Florida Supreme Court's Review of Post-Sentencing Psychiatric and Investigative Reports

Foster has alleged the Florida Supreme Court secretly obtained and reviewed psychiatric and/or investigative reports concerning him during its consideration of his appeal. He was one of several prisoners who petitioned the Florida Supreme Court for relief on that ground. The court held a claim for relief had not been stated because its function as a reviewer rather than sentencer made its consideration of such documents irrelevant. Brown v. Wainwright, 392 So.2d 1327 (Fla.1981). A petition for certiorari is pending before the United States Supreme Court. Brown v. Wainwright, cert. pending, U.S.S.Ct. No. 80,6434 (April 3, 1981). I adopt the reasoning of the Florida Supreme Court and hold Foster's allegations do not state a claim for relief.

Florida's Death Penalty is Applied in an Arbitrary and Unconstitutional Manner

This contention merely argues that all the other alleged errors make Foster's death sentence irrational and arbitrary. It is meritless.

SOME FINAL MATTERS

Foster's Counsel

At some point Foster may decide to challenge the effectiveness of his counsel in this proceeding, Richard H. Burr, III. In anticipation of that possibility, I record my observations on Burr's effectiveness. Burr has done a good job. His pleadings have been well written and thorough. The memo he filed was well researched, well written, and quite helpful. Burr clearly took pains to present the law accurately and forthrightly abandoned claims he found unsupportable. *608 In court he was an effective examiner and a gentleman.

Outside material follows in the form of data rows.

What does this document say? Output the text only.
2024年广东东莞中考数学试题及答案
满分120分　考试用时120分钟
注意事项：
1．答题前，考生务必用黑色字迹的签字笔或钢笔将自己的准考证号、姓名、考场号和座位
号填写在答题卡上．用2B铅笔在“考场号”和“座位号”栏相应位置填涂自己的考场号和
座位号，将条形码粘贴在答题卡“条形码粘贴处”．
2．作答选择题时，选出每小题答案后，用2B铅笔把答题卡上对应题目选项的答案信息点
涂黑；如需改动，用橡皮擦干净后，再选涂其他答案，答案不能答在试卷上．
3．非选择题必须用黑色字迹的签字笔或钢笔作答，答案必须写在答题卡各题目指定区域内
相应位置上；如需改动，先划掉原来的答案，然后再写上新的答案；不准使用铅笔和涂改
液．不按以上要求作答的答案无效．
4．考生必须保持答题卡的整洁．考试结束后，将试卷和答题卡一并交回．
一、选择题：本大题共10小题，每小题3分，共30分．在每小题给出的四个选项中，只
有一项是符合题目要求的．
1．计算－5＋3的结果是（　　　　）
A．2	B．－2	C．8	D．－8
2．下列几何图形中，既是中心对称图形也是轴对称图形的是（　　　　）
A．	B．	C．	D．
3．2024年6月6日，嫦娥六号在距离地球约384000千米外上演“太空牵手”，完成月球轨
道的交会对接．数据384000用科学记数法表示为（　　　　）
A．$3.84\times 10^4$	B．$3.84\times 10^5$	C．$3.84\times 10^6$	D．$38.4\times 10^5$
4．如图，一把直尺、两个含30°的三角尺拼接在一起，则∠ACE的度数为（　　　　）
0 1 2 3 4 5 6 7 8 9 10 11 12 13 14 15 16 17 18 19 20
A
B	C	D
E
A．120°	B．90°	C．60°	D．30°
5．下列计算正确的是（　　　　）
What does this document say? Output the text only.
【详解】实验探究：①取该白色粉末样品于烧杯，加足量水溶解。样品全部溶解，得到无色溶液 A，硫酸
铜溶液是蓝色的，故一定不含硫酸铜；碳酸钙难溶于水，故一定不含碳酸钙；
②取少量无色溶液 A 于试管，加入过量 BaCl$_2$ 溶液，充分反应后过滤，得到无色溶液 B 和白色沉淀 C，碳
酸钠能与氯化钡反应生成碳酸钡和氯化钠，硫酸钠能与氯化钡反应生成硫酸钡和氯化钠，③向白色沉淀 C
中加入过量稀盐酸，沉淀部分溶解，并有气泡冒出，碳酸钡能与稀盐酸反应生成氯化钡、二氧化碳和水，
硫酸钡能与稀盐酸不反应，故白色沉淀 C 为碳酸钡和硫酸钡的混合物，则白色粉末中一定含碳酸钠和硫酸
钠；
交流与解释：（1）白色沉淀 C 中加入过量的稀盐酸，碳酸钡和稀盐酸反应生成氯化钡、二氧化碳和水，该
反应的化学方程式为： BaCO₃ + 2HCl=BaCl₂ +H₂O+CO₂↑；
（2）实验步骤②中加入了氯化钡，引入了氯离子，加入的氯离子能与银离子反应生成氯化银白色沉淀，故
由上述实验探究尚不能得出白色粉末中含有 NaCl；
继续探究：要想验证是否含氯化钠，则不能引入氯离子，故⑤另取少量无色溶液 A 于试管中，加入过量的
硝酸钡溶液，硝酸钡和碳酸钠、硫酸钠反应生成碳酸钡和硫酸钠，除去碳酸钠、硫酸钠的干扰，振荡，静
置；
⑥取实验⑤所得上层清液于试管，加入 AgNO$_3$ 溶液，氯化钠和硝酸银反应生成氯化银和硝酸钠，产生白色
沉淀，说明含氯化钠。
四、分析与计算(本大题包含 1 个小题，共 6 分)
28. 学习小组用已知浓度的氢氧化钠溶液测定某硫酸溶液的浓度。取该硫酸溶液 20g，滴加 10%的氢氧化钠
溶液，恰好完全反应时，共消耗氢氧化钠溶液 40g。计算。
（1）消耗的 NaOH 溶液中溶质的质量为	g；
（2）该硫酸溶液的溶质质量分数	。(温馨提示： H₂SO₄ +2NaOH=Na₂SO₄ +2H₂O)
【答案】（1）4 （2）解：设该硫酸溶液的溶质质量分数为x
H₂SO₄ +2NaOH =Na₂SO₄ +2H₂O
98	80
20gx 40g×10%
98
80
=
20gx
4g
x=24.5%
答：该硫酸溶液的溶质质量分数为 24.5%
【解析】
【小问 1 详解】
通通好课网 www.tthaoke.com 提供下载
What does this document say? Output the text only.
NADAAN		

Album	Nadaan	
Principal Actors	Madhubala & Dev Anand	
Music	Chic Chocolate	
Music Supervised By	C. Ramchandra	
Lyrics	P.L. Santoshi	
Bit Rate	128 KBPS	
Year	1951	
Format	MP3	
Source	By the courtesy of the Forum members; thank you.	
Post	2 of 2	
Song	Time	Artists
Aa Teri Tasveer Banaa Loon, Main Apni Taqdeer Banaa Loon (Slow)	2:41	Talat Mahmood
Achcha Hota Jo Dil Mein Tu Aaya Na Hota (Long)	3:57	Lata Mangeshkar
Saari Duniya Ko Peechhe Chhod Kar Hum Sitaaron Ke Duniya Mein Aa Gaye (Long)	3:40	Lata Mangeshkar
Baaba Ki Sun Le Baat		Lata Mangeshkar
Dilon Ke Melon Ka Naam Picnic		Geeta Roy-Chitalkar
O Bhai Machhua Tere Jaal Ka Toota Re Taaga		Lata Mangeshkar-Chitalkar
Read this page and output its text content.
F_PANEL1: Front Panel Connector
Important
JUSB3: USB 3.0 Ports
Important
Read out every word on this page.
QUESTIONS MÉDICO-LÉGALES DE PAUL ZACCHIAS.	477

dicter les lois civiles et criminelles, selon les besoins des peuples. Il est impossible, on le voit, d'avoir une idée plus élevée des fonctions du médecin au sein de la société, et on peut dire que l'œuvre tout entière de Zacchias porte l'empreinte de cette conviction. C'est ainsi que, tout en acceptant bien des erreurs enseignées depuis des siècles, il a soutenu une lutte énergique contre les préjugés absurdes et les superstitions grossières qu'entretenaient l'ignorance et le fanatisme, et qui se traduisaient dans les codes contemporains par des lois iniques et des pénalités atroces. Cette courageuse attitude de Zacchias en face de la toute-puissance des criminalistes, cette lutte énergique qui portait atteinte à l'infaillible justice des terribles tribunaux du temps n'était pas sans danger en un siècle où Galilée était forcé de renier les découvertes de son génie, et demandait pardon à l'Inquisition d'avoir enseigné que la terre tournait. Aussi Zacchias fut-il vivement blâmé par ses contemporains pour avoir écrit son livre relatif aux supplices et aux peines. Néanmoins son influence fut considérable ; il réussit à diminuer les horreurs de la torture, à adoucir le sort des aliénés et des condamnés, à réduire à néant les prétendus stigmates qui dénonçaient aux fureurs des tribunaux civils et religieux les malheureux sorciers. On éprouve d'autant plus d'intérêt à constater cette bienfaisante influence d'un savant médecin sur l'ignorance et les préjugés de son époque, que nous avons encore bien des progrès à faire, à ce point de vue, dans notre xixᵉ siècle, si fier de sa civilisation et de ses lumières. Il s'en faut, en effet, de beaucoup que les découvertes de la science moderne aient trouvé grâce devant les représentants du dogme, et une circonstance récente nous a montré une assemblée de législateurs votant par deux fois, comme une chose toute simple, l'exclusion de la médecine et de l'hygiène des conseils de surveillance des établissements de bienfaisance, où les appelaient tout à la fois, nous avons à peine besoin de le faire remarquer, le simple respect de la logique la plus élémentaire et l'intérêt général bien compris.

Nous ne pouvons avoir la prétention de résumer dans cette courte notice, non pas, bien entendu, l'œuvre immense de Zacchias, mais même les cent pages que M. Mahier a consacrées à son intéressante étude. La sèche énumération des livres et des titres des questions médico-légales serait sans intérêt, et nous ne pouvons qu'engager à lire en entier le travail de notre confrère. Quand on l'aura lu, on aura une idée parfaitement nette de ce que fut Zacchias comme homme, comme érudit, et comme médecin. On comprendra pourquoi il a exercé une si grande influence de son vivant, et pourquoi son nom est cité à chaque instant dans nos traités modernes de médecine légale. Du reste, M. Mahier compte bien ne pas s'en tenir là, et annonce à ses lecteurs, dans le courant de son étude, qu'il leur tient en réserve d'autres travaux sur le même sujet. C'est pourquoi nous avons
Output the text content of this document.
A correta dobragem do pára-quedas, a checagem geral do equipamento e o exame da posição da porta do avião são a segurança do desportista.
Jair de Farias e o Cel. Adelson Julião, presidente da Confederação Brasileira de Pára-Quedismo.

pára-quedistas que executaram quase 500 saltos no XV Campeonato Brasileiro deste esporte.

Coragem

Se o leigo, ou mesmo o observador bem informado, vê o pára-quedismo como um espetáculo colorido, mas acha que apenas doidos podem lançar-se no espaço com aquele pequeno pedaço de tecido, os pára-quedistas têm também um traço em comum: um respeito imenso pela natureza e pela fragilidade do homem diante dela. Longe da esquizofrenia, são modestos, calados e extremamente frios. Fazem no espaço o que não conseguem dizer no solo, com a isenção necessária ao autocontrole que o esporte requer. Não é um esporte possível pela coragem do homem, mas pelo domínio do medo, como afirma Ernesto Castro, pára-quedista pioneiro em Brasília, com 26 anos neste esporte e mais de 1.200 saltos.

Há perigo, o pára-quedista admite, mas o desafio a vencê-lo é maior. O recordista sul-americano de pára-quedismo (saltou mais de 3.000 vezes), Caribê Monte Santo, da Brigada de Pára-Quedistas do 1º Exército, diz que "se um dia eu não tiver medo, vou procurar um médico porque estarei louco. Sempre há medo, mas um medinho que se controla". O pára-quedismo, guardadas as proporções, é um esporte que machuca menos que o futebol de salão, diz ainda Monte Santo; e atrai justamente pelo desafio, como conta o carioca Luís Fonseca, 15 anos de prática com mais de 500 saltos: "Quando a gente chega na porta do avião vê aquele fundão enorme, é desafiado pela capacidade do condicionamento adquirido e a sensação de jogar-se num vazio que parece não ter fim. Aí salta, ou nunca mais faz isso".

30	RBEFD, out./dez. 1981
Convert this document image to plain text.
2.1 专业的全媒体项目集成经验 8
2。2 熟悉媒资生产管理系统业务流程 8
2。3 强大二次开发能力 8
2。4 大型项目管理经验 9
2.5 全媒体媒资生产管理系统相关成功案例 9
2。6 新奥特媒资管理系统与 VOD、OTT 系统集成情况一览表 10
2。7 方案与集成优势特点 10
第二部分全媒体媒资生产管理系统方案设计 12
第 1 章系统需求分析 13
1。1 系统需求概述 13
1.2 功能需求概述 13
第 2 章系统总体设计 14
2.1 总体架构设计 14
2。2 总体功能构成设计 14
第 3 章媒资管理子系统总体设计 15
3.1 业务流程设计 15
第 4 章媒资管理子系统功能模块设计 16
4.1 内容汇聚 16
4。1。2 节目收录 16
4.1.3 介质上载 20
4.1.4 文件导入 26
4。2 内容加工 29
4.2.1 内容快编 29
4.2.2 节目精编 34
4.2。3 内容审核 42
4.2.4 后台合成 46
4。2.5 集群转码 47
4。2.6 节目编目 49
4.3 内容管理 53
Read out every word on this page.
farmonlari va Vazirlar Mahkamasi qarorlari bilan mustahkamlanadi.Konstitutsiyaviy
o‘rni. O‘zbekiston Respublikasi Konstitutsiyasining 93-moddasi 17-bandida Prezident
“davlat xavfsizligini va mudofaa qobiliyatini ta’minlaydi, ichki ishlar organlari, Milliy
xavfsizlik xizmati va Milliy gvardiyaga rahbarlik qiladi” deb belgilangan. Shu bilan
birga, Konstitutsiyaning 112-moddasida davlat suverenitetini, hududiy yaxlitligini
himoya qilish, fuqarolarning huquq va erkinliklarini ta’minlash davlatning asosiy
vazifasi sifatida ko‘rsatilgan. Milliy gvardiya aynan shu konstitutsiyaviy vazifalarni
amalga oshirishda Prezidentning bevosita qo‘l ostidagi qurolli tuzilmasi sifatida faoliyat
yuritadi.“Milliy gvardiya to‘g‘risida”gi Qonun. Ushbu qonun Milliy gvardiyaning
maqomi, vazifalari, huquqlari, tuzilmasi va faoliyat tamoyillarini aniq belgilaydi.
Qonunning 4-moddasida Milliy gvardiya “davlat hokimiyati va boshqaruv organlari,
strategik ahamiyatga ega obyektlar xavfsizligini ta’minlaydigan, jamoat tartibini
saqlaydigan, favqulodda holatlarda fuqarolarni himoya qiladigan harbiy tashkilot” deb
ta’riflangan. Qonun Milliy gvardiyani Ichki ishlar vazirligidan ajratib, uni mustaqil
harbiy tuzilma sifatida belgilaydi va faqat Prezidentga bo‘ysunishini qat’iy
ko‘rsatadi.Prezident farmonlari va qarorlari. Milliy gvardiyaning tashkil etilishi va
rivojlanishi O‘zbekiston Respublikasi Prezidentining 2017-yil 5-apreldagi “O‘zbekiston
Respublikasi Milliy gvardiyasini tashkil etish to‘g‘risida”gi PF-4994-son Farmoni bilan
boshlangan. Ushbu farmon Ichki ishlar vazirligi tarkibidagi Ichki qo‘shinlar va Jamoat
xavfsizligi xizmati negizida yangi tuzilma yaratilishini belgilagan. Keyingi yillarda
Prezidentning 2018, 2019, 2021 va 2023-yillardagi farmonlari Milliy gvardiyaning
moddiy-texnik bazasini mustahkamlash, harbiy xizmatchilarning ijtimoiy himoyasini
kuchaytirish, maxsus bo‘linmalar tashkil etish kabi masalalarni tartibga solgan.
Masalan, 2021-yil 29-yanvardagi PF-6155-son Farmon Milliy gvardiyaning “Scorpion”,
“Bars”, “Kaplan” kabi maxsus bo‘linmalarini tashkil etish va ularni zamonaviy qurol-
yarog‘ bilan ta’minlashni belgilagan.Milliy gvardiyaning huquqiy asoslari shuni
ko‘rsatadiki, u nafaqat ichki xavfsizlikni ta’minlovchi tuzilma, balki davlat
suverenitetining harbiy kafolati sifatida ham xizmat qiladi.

This decision simply applies the law to the facts. It is no reflection upon his abilities.

Delay

In argument on the Motion for Stay the State complained vociferously of Foster's alleged delay in bringing this petition. Rule 9(a) of the Rules Governing Section 2254 Cases in the United States District Court provides for dismissal of delayed petitions. The State never moved for dismissal under this rule. If its complaints were well founded, a motion should have been made. If the complaints were not well founded, they should not have been made. The comments made at the hearing insinuated Burr or Foster deliberately waited as long as possible to file the petition in order to delay Foster's execution. Such charges about Burr are insults to a capable lawyer, obviously working with a handful of other lawyers to represent the hundreds of people sentenced to death, probably at great personal sacrifice. Such charges about Foster are ludicrous. To imagine a semi-literate indigent plotting his federal litigation strategy is hard. Blame for the delay in this case is more fairly placed upon the Florida Supreme Court which took two years and five months to decide Foster's appeal and the State of Florida which does not provide indigents sentenced to death lawyers for their collateral litigation.

JUDGMENT

Foster's Petition for Habeas Corpus is denied. The stay in this case is vacated.